At exactly 11: 15 PM (EDT), August 3, 1958, the summit was attained. NAUTILUS (SSN 571) passed under the North Pole. Thirty-six hours later she emerged from under the ice in the North Atlantic that has entered off Alaska’s Northern coast. The Arctic had been crossed once again-this time by submarine.
The vain attempt of the first NAUTILUS expedition in 1931 was far from a final defeat but rather a necessary stepping stone to success. One participant observed that “The future will show if anyone will cross the Polar Sea in a new and better submarine. I believe it can be done.”
The future has shown that the Polar Sea could be crossed by a New and better submarine”. However, some of those features which enabled NAUTILUS (SSN 571) to accomplish this feat were no doubt unknown to the author of these words. Little did he realize that a boat completely independent of the atmosphere was necessary for this work. Rather than be dependent upon a gyrocompass which was untried in the higher latitudes, an inertial navigator would provide the means of navigation for piercing the Pole. There were no ice drills or inverted sled runners aboard and above all, the source of power was a nuclear reactor.
Hardly aware of the impending danger, NAUTILUS of 1931 may well have been his grave. The mysterious disappearance of the diving rudder was actually a fortunate misfortune. The leads of such a size to accommodate a surfaced boat were not, as believed, within the necessary radius of operation.
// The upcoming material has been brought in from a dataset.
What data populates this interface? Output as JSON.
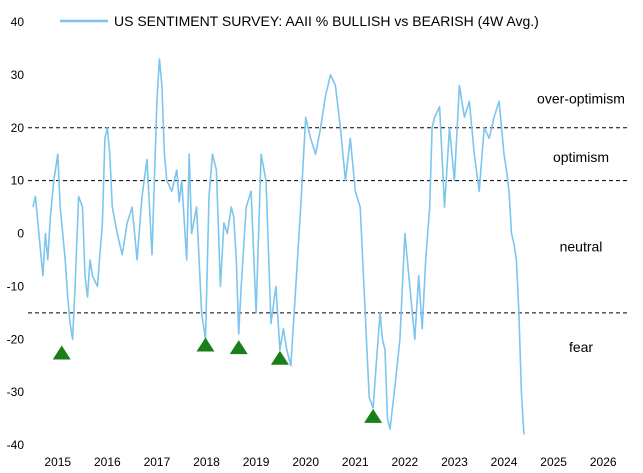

The ice drills failed completely and certainly, the gyrocompass would have become erratic in latitudes higher than the 83 degrees to which they penetrated. They would undoubtedly have been caught in the phenomenon of longitude roulette.
Further, the living conditions onboard the nuclear NAUTILUS were greatly improved over those of Wilkins•’ boat. While in 1931 the crew was experiencing below freezing weather within a moist damp boat, where drinking water was non-existent, those aboard the 571 were warm and relaxed in a controlled environment with all the comforts of home. In addition, the modem NAUTILUS was faster, able to dive deeper, and carry more scientific equipment. Television became her seeing eye, viewing the formation of the underside of the ice while she was in the true medium-under the sea.
So it is that man has conquered the undersea Polar passage though not without failures, the foundations of success. “If you succeed, go on; if you don’t succeed, go on.”